Minodronic acid suppresses gonadotropin-releasing hormone agonist-induced bone remodeling biomarkers: a retrospective pilot study.

Background: Estrogen deprivation therapy for myoma/adenomyosis decreases bone mineral density and can only be applied in the short term, as temporizing measures in the premenopausal woman.

Objective: To examine the effects of bisphosphonate minodronic acid on markers of bone turnover over a 6-month period in women receiving gonadotropin-releasing hormone agonist (GnRHa).

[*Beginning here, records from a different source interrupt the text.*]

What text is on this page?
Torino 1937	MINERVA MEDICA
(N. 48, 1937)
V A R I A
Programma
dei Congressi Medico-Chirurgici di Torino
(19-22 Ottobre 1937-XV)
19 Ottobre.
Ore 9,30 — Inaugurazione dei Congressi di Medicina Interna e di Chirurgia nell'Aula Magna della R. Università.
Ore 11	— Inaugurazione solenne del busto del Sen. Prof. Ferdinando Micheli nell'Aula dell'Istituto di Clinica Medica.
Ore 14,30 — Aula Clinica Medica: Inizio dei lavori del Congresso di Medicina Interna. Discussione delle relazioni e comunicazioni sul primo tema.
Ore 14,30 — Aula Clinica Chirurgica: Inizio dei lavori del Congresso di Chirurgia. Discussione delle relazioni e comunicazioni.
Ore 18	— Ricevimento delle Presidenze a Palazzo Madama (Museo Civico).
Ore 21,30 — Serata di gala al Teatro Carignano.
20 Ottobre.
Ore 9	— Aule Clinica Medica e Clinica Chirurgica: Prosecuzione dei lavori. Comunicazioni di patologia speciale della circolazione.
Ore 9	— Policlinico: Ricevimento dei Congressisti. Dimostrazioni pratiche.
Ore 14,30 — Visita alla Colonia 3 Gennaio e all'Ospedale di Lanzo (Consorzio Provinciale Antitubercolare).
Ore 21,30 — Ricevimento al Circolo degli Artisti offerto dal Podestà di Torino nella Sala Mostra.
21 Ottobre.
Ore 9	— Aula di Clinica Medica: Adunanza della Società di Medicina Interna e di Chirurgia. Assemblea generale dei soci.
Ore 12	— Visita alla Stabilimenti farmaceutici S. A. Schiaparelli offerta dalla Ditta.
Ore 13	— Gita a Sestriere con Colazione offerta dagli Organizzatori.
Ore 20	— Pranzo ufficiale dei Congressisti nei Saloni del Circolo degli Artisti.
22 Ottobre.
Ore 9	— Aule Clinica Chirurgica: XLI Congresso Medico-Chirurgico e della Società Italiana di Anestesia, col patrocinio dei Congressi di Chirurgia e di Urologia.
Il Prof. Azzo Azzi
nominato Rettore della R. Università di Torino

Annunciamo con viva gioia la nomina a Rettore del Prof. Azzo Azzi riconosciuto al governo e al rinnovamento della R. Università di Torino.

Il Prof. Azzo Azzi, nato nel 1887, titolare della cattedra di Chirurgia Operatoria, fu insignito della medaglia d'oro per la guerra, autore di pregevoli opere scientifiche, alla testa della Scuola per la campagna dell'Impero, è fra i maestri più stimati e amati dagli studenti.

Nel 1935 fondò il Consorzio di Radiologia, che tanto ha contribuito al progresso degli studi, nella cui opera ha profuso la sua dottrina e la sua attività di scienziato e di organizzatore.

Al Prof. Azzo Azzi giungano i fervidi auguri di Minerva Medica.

Methods: We retrospectively analyzed the medical records of 19 premenopausal patients with myoma/adenomyosis, who received GnRHa (leuprolide acetate, 1.88 mg/month or buserelin acetate, 900 µg/day) for 6 months from January 2014 to December 2014. Eight patients concomitantly received minodronic acid 50 mg every month during GnRHa therapy, and 11 treated with GnRHa alone. To compare these data in a case-controlled study, we analyzed an age-matched group of seven (premature or natural) menopausal women treated with minodronic acid. The primary outcome was percent changes in bone turnover markers in urine at 6 months.

Results: In menopausal women group, minodronic acid (50 mg once-monthly) for 6 months decreased urinary deoxypyridinoline (DPD) and cross-linked N-telopeptides of type 1 collagen (NTX). Women receiving a GnRHa had a significant increase in urinary DPD and TNX at 6 months while minodronic acid during GnRHa therapy improved urinary levels of DPD and NTX to near baseline.

Conclusion: Minodronic acid treatment appears to be promising in women with secondary bone loss receiving GnRHa treatment.